An diese Szene musste ich denken, als ich den so bekannten Vers aus dem ersten Johannesbrief las: „Wir heißen Kinder Gottes und wir sind es ...“ Dieser Satz ist inzwischen die Standard-Einleitung ins Vaterunser der Messe und deshalb so bekannt, dass man selten darüber nachdenkt. Dabei bringt dieser Satz einige interessante Fragen mit sich:

1. Wir sind Kinder Gottes: Wer ist eigentlich dieses „Wir“?

Der Verfasser des Johannesbriefs schreibt an einen kleinen Kreis junger Christengemeinden. Ihnen sagt er: Wir in der Gemeinde sind Kinder Gottes. Und es scheint sogar so, als meine er diese Zuweisung exklusiv, sozusagen als Abgrenzung zum Rest der Welt: „Deshalb erkennt die Welt uns nicht, weil sie ihn nicht erkannt hat.“ Geschrieben ist der Brief gegen Ende des ersten Jahrhunderts. Der neue Glaube wurde von allen Seiten angegriffen: von der römischen Obrigkeit, von den jüdischen Gemeinden, aber auch von innen durch Irrlehren. Da galt es vielleicht tatsächlich, sich abzugrenzen.Wir dagegen tun uns schwerer damit. Das Bewusstsein dafür ist gestiegen, dass Gott nicht nur christliche Kinder hat. Wenn er der Schöpfer von allem ist, dann steht alles, was ist, in Beziehung zu ihm, dann geht die Gotteskindschaft weit über Religionszugehörigkeit hinaus.

2. Wenn wir Kinder sind: Betrachtet Gott uns dann als unmündig?

Wer Kinder hat, weiß: Es gibt keine unbedingtere Liebe. Die Liebe zwischen Erwachsenen kann vergehen, aber egal, was Kinder anstellen: Die Liebe zu ihnen vergeht nie. Und ich vermute: So ähnlich betrachtet es auch Gott. Egal, was wir anstellen, seine Liebe vergeht nie.
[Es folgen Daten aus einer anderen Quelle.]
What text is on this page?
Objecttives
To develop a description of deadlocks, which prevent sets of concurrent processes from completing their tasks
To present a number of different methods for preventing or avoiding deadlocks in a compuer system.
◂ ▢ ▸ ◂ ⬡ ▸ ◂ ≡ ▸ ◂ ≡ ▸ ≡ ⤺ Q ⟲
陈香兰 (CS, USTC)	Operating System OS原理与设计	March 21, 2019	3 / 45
Vielleicht erlebt Gott aber auch das: Ein Baby zu lieben – süß, unschuldig und in allem abhängig von seinen Eltern – ist leicht. Aber wenn sie älter werden, die Kinder, und wenn sie Wege gehen, die Eltern für falsch halten oder die objektiv sehr falsch sind, dann kann die Sache mit der Liebe schmerzhaft werden. Und trotzdem ist es gut, dass aus Kleinen Große werden.

Denn mit dem Erwachsenwerden wird auch unsere Sicht auf geliebte Eltern qualifizierter. Wir schauen kritischer auf sie, hinterfragen manches und richten unsere Beziehung zu ihnen neu aus. Und ich vermute, das wird auch Gott gefallen: dass wir ihn gerade nicht unmündig lieben, sondern ein erwachsenes Verhältnis zu ihm aufbauen; dass wir selbstverantwortlich leben, glauben, handeln.

Viele Generationen haben darunter gelitten, im Glauben unmündig gehalten zu werden; selbst Bibellesen galt als verboten, kritische Nachfragen sowieso. Gehorsam glauben ohne Verstand: Gottes Wille war das bestimmt nicht.

3. Wenn wir erwachsen und selbstverantwortlich sind: Wofür brauchen wir dann Gott?

Auf diese Frage gibt die Mehrheit der Bevölkerung in Deutschland inzwischen eine klare Antwort: Wir brauchen ihn gar nicht. Noch nicht einmal in Not und Tod.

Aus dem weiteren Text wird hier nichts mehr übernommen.